More recently, she served as the Director of the Center of Education Opportunity and the Center for the American Child at the America First Policy Institute.
At HHS, Todd-Smith will oversee federal programs and policies aimed at improving access to high-quality education and care in the formative years, along with a budget of approximately $25 billion.
Todd-Smith told Magnolia Tribune she is “deeply honored to step into this role” and emphasized that “every child deserves a strong start. She says she feels “privileged to work alongside so many dedicated advocates, educators, and families to make that a reality.”
Todd-Smith described the task before her as strengthening early learning initiatives, such as Head Start, collaborating with states to enhance child development outcomes, contributing to foster care reform efforts to ensure better support for vulnerable children, and working to address disparities in early education access.
Former Governor Bryant thinks Todd-Smith is uniquely qualified for the role.

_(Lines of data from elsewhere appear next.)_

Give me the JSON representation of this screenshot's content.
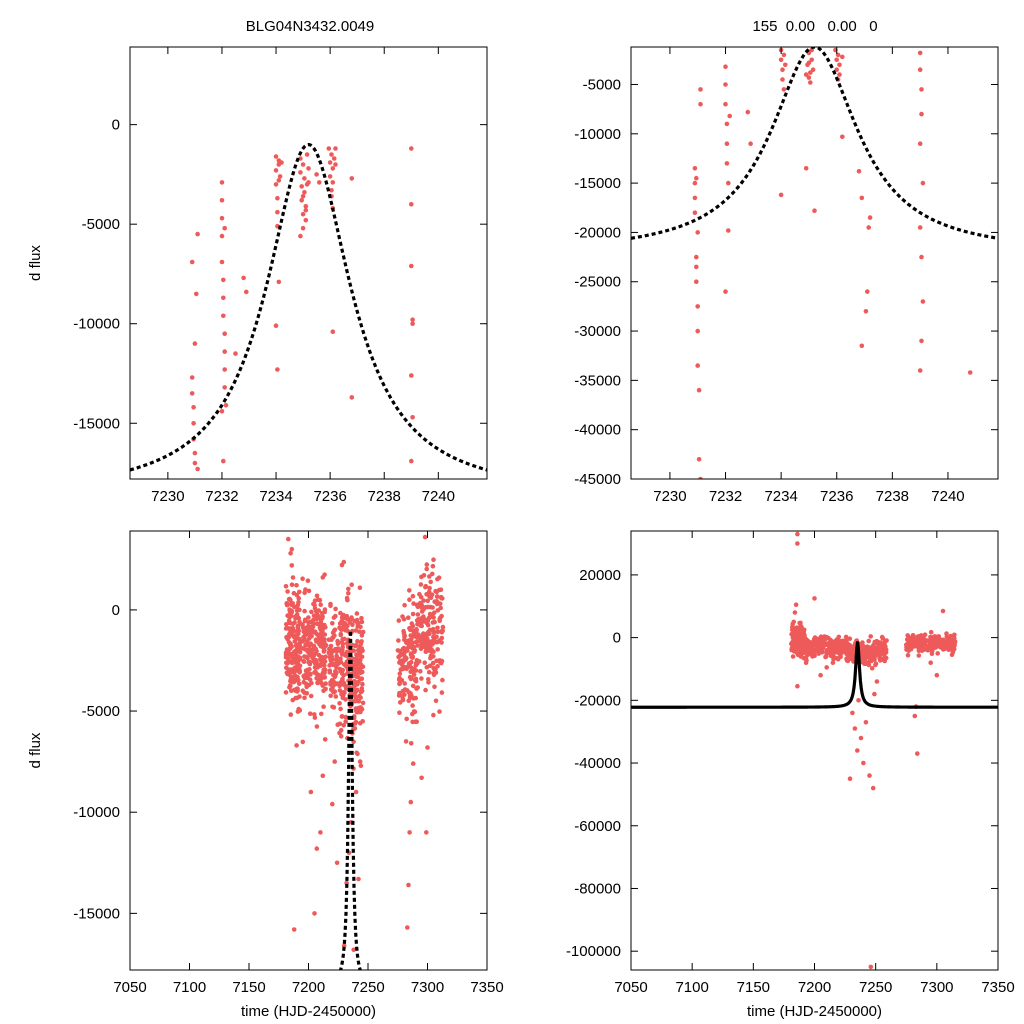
{
  "title_left": "BLG04N3432.0049",
  "title_right": "155  0.00   0.00   0",
  "ylabel": "d flux",
  "xlabel": "time (HJD-2450000)",
  "colors": {
    "points": "#ee5a5a",
    "model": "#000000",
    "frame": "#000000"
  },
  "chart_data": [
    {
      "id": "top-left",
      "type": "scatter",
      "xlim": [
        7228.6,
        7241.8
      ],
      "ylim": [
        -17800,
        3900
      ],
      "xticks": [
        7230,
        7232,
        7234,
        7236,
        7238,
        7240
      ],
      "yticks": [
        0,
        -5000,
        -10000,
        -15000
      ],
      "show_xticklabels": true,
      "ylabel": "d flux",
      "xlabel": "",
      "model": {
        "t0": 7235.2,
        "peak": -1000,
        "amp": 17700,
        "width": 1.9,
        "style": "dashed"
      },
      "series": [
        {
          "name": "data",
          "x": [
            7230.9,
            7230.9,
            7230.9,
            7230.95,
            7230.95,
            7230.95,
            7231.0,
            7231.0,
            7231.0,
            7231.05,
            7231.1,
            7231.1,
            7232.0,
            7232.0,
            7232.0,
            7232.0,
            7232.0,
            7232.05,
            7232.05,
            7232.05,
            7232.1,
            7232.1,
            7232.1,
            7232.1,
            7232.15,
            7232.0,
            7232.05,
            7232.1,
            7232.5,
            7232.8,
            7232.9,
            7234.0,
            7234.0,
            7234.0,
            7234.05,
            7234.05,
            7234.05,
            7234.1,
            7234.1,
            7234.1,
            7234.1,
            7234.15,
            7234.2,
            7234.0,
            7234.05,
            7234.9,
            7234.9,
            7234.95,
            7234.95,
            7235.0,
            7235.0,
            7235.0,
            7235.05,
            7235.05,
            7235.1,
            7235.1,
            7235.15,
            7235.15,
            7235.2,
            7235.2,
            7234.9,
            7235.0,
            7235.1,
            7235.95,
            7236.0,
            7236.0,
            7236.05,
            7236.05,
            7236.1,
            7236.1,
            7236.1,
            7236.15,
            7236.2,
            7236.05,
            7236.1,
            7235.5,
            7235.6,
            7236.8,
            7236.8,
            7236.2,
            7239.0,
            7239.0,
            7239.0,
            7239.05,
            7239.05,
            7239.0,
            7239.05,
            7239.0
          ],
          "y": [
            -6900,
            -12700,
            -13500,
            -14200,
            -15000,
            -15800,
            -16500,
            -17000,
            -11000,
            -8500,
            -5500,
            -17300,
            -2900,
            -3800,
            -4700,
            -5600,
            -6900,
            -7800,
            -8700,
            -9600,
            -10500,
            -11400,
            -12300,
            -13200,
            -14100,
            -14400,
            -16900,
            -5200,
            -11500,
            -7700,
            -8400,
            -1600,
            -2300,
            -3000,
            -3700,
            -4400,
            -5100,
            -2000,
            -2800,
            -1800,
            -7900,
            -2600,
            -1900,
            -10100,
            -12300,
            -1700,
            -2400,
            -3100,
            -3800,
            -4500,
            -5200,
            -2000,
            -2700,
            -3400,
            -4100,
            -4800,
            -3000,
            -1500,
            -2200,
            -2900,
            -5600,
            -3600,
            -4300,
            -1200,
            -1900,
            -2600,
            -3300,
            -1500,
            -2200,
            -2900,
            -10400,
            -1700,
            -1200,
            -3600,
            -4200,
            -2500,
            -2900,
            -2700,
            -13700,
            -2000,
            -1200,
            -4000,
            -7100,
            -9800,
            -10000,
            -12600,
            -14700,
            -16900
          ]
        }
      ]
    },
    {
      "id": "top-right",
      "type": "scatter",
      "xlim": [
        7228.6,
        7241.8
      ],
      "ylim": [
        -45000,
        -1200
      ],
      "xticks": [
        7230,
        7232,
        7234,
        7236,
        7238,
        7240
      ],
      "yticks": [
        -5000,
        -10000,
        -15000,
        -20000,
        -25000,
        -30000,
        -35000,
        -40000,
        -45000
      ],
      "show_xticklabels": true,
      "ylabel": "",
      "xlabel": "",
      "model": {
        "t0": 7235.2,
        "peak": -1200,
        "amp": 21000,
        "width": 1.9,
        "style": "dashed"
      },
      "series": [
        {
          "name": "data",
          "x": [
            7230.9,
            7230.9,
            7230.9,
            7230.9,
            7230.95,
            7230.95,
            7230.95,
            7231.0,
            7231.0,
            7231.0,
            7231.05,
            7231.05,
            7231.1,
            7231.1,
            7231.1,
            7230.95,
            7231.0,
            7232.0,
            7232.0,
            7232.0,
            7232.05,
            7232.05,
            7232.05,
            7232.1,
            7232.1,
            7232.0,
            7232.15,
            7232.8,
            7232.9,
            7234.0,
            7234.0,
            7234.05,
            7234.05,
            7234.1,
            7234.1,
            7234.0,
            7234.15,
            7234.9,
            7234.9,
            7235.0,
            7235.0,
            7235.05,
            7235.05,
            7235.1,
            7235.1,
            7235.15,
            7235.2,
            7235.0,
            7234.95,
            7235.95,
            7236.0,
            7236.0,
            7236.05,
            7236.05,
            7236.1,
            7236.1,
            7236.2,
            7236.2,
            7236.8,
            7236.9,
            7236.9,
            7237.05,
            7237.1,
            7237.15,
            7237.2,
            7239.0,
            7239.0,
            7239.05,
            7239.05,
            7239.0,
            7239.1,
            7239.0,
            7239.05,
            7239.1,
            7239.05,
            7239.0,
            7240.8
          ],
          "y": [
            -13500,
            -15000,
            -16500,
            -18000,
            -22500,
            -23500,
            -25000,
            -27500,
            -30000,
            -33500,
            -36000,
            -43000,
            -45000,
            -7000,
            -5500,
            -14500,
            -20000,
            -3200,
            -5000,
            -7000,
            -9000,
            -11000,
            -13000,
            -15000,
            -19800,
            -26000,
            -8200,
            -7800,
            -11000,
            -1500,
            -2500,
            -3500,
            -4500,
            -5500,
            -2000,
            -16200,
            -3000,
            -4000,
            -13500,
            -1800,
            -2800,
            -3800,
            -4800,
            -1500,
            -2500,
            -3500,
            -17800,
            -4300,
            -3000,
            -1500,
            -2500,
            -3500,
            -4500,
            -2000,
            -3000,
            -4000,
            -10300,
            -2200,
            -13800,
            -16500,
            -31500,
            -28000,
            -26000,
            -19500,
            -18500,
            -1800,
            -3500,
            -5500,
            -8000,
            -11000,
            -15000,
            -19500,
            -22500,
            -27000,
            -31000,
            -34000,
            -34200
          ]
        }
      ]
    },
    {
      "id": "bottom-left",
      "type": "scatter",
      "xlim": [
        7050,
        7350
      ],
      "ylim": [
        -17800,
        3900
      ],
      "xticks": [
        7050,
        7100,
        7150,
        7200,
        7250,
        7300,
        7350
      ],
      "yticks": [
        0,
        -5000,
        -10000,
        -15000
      ],
      "show_xticklabels": true,
      "ylabel": "d flux",
      "xlabel": "time (HJD-2450000)",
      "model": {
        "t0": 7235.2,
        "peak": -1000,
        "amp": 17700,
        "width": 1.9,
        "style": "dashed"
      },
      "clusters": [
        {
          "xmin": 7181,
          "xmax": 7193,
          "ymid": -1800,
          "spread": 1400,
          "n": 190,
          "outliers": [
            [
              7183,
              3500
            ],
            [
              7185,
              2800
            ],
            [
              7186,
              2200
            ],
            [
              7187,
              1600
            ],
            [
              7190,
              -6700
            ],
            [
              7188,
              -15800
            ],
            [
              7186,
              3000
            ]
          ]
        },
        {
          "xmin": 7195,
          "xmax": 7215,
          "ymid": -2000,
          "spread": 1300,
          "n": 220,
          "outliers": [
            [
              7205,
              -15000
            ],
            [
              7207,
              -11800
            ],
            [
              7210,
              -11000
            ],
            [
              7202,
              -9000
            ],
            [
              7212,
              -8200
            ],
            [
              7214,
              -6400
            ]
          ]
        },
        {
          "xmin": 7217,
          "xmax": 7225,
          "ymid": -2600,
          "spread": 1200,
          "n": 80,
          "outliers": [
            [
              7220,
              -9600
            ],
            [
              7222,
              -7500
            ],
            [
              7224,
              -12500
            ]
          ]
        },
        {
          "xmin": 7226,
          "xmax": 7246,
          "ymid": -3000,
          "spread": 1700,
          "n": 260,
          "outliers": [
            [
              7230,
              -16600
            ],
            [
              7232,
              -13500
            ],
            [
              7234,
              -12000
            ],
            [
              7236,
              -10500
            ],
            [
              7240,
              -9000
            ],
            [
              7242,
              -13300
            ],
            [
              7238,
              -16800
            ],
            [
              7244,
              -7700
            ]
          ]
        },
        {
          "xmin": 7275,
          "xmax": 7291,
          "ymid": -2600,
          "spread": 1400,
          "n": 140,
          "outliers": [
            [
              7283,
              -15700
            ],
            [
              7284,
              -13600
            ],
            [
              7285,
              -11000
            ],
            [
              7286,
              -9500
            ],
            [
              7288,
              -7600
            ],
            [
              7282,
              -6500
            ]
          ]
        },
        {
          "xmin": 7291,
          "xmax": 7313,
          "ymid": -1100,
          "spread": 1500,
          "n": 190,
          "outliers": [
            [
              7295,
              -8300
            ],
            [
              7300,
              -6800
            ],
            [
              7305,
              -5200
            ],
            [
              7299,
              -11000
            ],
            [
              7298,
              3600
            ],
            [
              7290,
              4000
            ]
          ]
        }
      ]
    },
    {
      "id": "bottom-right",
      "type": "scatter",
      "xlim": [
        7050,
        7350
      ],
      "ylim": [
        -106000,
        34000
      ],
      "xticks": [
        7050,
        7100,
        7150,
        7200,
        7250,
        7300,
        7350
      ],
      "yticks": [
        20000,
        0,
        -20000,
        -40000,
        -60000,
        -80000,
        -100000
      ],
      "show_xticklabels": true,
      "ylabel": "",
      "xlabel": "time (HJD-2450000)",
      "model": {
        "t0": 7235.2,
        "peak": -1200,
        "amp": 21000,
        "width": 1.9,
        "style": "solid"
      },
      "clusters": [
        {
          "xmin": 7181,
          "xmax": 7192,
          "ymid": -1000,
          "spread": 2500,
          "n": 150,
          "outliers": [
            [
              7186,
              33000
            ],
            [
              7186,
              30000
            ],
            [
              7185,
              10500
            ],
            [
              7184,
              8000
            ],
            [
              7183,
              5000
            ],
            [
              7186,
              -15500
            ]
          ]
        },
        {
          "xmin": 7192,
          "xmax": 7226,
          "ymid": -3000,
          "spread": 1500,
          "n": 230,
          "outliers": [
            [
              7200,
              12500
            ],
            [
              7210,
              -9500
            ],
            [
              7215,
              -8000
            ],
            [
              7205,
              -12000
            ]
          ]
        },
        {
          "xmin": 7226,
          "xmax": 7259,
          "ymid": -4500,
          "spread": 1800,
          "n": 230,
          "outliers": [
            [
              7231,
              -24000
            ],
            [
              7233,
              -29000
            ],
            [
              7235,
              -36000
            ],
            [
              7240,
              -40000
            ],
            [
              7245,
              -44000
            ],
            [
              7248,
              -48000
            ],
            [
              7229,
              -45000
            ],
            [
              7238,
              -32000
            ],
            [
              7242,
              -27000
            ],
            [
              7249,
              -18000
            ],
            [
              7251,
              -14000
            ],
            [
              7236,
              -20000
            ],
            [
              7246,
              -105000
            ]
          ]
        },
        {
          "xmin": 7275,
          "xmax": 7315,
          "ymid": -2000,
          "spread": 1500,
          "n": 220,
          "outliers": [
            [
              7282,
              -25000
            ],
            [
              7283,
              -22000
            ],
            [
              7284,
              -37000
            ],
            [
              7300,
              -12000
            ],
            [
              7305,
              8500
            ],
            [
              7295,
              -8000
            ]
          ]
        }
      ]
    }
  ]
}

“Laurie Todd-Smith was a driving force behind Mississippi’s education turnaround; what we now call the ‘Mississippi Miracle.’ She didn’t just talk about change. She did the work and delivered results that put our kids first,” Bryant told Magnolia Tribune. “She’s a leader who cuts through the bureaucracy and gets things done, and I have no doubt she will bring that same determination and heart to Washington.”
Over the last three years, Todd-Smith’s work with the Center for the American Child centered on efforts to expand the number of states offering universal school choice. Her tenure coincided with twelve states adopting universal choice programs and twenty-two additional states passing some form of school choice expansion.
Her recent work also homed in on advancing foster care reform in the states, online child safety initiatives, including the Kids Online Safety Act (KOSA), and awareness campaigns addressing the fentanyl crisis in schools.
Todd-Smith was previously appointed by President Trump in 2018 to serve as the Director of the
Women’s Bureau at the U.S. Department of Labor.
Trump adviser Kellyanne Conway said in a statement to Magnolia Tribune that:
“Laurie Todd-Smith is an exceptional leader who, as Director of the Center for the American
Child at AFPI, has helped advance children’s well-being and empower parents through impactful
work. She has been a consistent champion of these issues and an America First warrior, building
an impressive body of work that will inspire and equip others to carry forward this mission. I’m
proud to support her work to ensure every child’s potential is realized.”
Todd-Smith is the second Mississippian appointed to a major role in the Trump administration after serving in Bryant’s administration. Drew Snyder, who ran the Mississippi Division of Medicaid under both Bryant and current Governor Tate Reeves, and who also served as Bryant’s policy director for a period, was appointed to run the national Medicaid program earlier this year.